Some thoughts on ML accuracy

The folks on the iNat team who work on the iNaturalist Computer Vision Model and the iNaturalist Geomodel spend a lot of time thinking about how accurate the Machine Learning (ML) models are, and how we can improve them. It's a particular challenge since our computer vision training dataset grows by over a thousand taxa and by over a million photos every month.

We tend to visualize accuracy using charts like you'll see below, and we use these charts to validate our models internally: are they ready for prime time? Is this month's model good enough for release?

Sometimes our accuracy numbers would drift from month to month, and recently we set out to explore why that might be.

Some of this could be due to test set sampling differences - if we test using a batch A of photos for January and batch B for February, then we can expect to get slightly different results. It's also a little tricky to compare models directly to each other since the taxonomies are different. The Feb model knows about taxa that the January model didn't, for example.

Another theoretical reason might be some combination of ML training run differences: random initialization, optimizer, and variance in batch selection. In our experience this doesn't look like a big source of model accuracy difference from month to month but we'll keep an eye on it.
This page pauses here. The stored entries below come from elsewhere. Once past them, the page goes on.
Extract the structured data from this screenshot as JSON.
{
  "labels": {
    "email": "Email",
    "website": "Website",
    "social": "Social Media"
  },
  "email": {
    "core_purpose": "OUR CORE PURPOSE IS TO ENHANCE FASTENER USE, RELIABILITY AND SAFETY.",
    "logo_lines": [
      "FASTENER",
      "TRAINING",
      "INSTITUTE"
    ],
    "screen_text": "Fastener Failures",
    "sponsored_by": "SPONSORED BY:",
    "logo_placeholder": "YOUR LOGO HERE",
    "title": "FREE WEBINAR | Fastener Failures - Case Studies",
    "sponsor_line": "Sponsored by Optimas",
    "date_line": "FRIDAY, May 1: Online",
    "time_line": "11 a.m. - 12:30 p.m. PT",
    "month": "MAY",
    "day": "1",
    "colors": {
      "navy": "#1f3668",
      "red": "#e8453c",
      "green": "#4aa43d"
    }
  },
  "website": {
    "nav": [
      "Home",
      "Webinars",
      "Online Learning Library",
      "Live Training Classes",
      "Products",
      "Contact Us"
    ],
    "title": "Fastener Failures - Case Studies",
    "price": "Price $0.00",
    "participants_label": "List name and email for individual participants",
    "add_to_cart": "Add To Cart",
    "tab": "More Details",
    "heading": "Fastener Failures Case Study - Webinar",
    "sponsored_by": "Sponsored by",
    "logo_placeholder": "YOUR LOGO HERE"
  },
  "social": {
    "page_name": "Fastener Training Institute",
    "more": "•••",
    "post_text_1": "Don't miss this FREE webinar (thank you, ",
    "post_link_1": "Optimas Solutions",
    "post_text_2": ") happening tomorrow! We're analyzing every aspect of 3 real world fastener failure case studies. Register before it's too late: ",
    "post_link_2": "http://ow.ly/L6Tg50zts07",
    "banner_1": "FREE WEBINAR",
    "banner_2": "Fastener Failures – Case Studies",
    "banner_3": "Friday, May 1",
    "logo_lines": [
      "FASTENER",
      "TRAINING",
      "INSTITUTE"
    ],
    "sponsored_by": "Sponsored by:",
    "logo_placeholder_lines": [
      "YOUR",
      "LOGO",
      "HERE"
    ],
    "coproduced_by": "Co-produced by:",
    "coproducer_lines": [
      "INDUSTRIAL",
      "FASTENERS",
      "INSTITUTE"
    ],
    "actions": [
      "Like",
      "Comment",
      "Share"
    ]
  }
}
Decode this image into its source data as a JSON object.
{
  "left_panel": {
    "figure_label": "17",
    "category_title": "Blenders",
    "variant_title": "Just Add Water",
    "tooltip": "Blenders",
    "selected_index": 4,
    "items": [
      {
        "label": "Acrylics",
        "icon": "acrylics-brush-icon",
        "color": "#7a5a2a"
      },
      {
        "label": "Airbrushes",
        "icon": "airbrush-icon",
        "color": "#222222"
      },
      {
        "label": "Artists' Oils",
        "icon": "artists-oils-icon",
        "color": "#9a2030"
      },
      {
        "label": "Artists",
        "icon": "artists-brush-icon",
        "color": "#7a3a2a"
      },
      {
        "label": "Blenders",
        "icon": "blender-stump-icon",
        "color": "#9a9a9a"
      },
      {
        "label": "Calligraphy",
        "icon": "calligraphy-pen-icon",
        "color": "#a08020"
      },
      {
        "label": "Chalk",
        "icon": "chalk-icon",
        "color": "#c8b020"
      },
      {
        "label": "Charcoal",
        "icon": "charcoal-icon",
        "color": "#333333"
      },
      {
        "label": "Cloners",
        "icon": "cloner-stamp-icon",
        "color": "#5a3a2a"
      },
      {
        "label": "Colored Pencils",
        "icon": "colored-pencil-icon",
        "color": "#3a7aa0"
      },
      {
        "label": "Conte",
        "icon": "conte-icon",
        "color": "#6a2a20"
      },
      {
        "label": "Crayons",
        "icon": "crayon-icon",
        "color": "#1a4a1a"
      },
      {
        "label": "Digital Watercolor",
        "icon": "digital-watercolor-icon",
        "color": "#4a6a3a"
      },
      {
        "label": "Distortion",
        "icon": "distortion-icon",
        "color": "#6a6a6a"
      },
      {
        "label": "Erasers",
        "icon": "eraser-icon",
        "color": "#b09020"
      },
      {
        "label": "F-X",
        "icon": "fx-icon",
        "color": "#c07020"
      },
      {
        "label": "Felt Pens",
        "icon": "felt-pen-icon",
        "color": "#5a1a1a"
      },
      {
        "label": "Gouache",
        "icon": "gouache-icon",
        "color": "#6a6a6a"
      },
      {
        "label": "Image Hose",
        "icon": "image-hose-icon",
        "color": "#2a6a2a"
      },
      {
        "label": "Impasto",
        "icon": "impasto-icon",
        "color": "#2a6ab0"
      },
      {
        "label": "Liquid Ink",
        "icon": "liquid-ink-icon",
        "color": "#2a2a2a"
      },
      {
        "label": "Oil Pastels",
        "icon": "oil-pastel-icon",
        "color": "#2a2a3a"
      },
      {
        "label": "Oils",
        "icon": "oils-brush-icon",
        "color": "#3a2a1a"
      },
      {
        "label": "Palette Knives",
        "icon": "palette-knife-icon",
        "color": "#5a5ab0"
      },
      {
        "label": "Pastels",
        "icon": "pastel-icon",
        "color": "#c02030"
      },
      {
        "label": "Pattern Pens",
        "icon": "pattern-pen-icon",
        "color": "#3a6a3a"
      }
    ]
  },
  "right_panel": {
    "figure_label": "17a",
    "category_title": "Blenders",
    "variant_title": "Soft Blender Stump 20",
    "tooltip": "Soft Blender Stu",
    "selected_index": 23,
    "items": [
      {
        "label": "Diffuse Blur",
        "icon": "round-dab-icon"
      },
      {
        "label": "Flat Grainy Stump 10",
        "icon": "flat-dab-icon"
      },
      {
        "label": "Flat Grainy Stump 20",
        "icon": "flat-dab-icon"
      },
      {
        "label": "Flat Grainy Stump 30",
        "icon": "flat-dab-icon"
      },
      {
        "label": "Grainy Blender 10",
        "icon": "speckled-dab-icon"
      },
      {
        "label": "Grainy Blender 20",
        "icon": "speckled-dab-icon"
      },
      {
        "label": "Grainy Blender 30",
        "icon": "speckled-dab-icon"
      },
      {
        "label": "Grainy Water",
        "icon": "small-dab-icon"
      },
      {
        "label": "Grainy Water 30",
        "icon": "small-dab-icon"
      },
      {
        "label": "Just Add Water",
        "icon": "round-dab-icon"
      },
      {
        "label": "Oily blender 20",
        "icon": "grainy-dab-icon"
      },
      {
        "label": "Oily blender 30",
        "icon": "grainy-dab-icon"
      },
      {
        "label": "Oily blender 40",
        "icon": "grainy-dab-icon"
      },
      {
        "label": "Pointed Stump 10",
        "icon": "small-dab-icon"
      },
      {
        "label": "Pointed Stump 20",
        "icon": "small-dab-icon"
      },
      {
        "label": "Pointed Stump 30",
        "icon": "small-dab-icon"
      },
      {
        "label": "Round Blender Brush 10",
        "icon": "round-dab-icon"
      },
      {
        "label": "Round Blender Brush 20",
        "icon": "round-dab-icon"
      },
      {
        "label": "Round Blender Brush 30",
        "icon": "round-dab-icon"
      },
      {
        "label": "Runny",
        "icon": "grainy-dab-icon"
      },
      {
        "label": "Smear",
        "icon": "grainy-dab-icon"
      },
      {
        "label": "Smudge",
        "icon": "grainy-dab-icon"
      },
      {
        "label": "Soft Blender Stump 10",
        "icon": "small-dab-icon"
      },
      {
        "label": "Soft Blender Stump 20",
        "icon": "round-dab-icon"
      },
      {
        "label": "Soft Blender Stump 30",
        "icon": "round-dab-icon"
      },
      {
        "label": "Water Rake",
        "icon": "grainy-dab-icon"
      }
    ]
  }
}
Another reason why our models might show different accuracy numbers from month to month is training set sampling error. We previously described the transfer learning strategy that we are using to train these monthly models. Models share the same foundational knowledge, but we use new photos each month to fine-tune the base model. For commonly observed taxa, we don't train on every image we have. Instead, we select at most 1,000 photos for training. For a taxon like Western Honey Bee, which our users have upload more than 400,000 observations of, every month we select a different fraction of photos to train on. Some months we might get better or worse photos than others, and that might result in better or worse performance.

In order to start exploring this last reason, when we made the export for the 2.11 model, we also made an alternate version of the export with the same taxonomy but selecting a different batch of photos. Then we trained an alternate model on this alternate export, and we did some comparison.

For each of the major groupings shown in the chart below, we selected 1,000 random RG observations not seen by the model during training process and compared the species ID'd by the community to the species predicted by the model suggestions. If the model agreed with the community, we considered the model correct, while if the model disagreed, we considered it incorrect.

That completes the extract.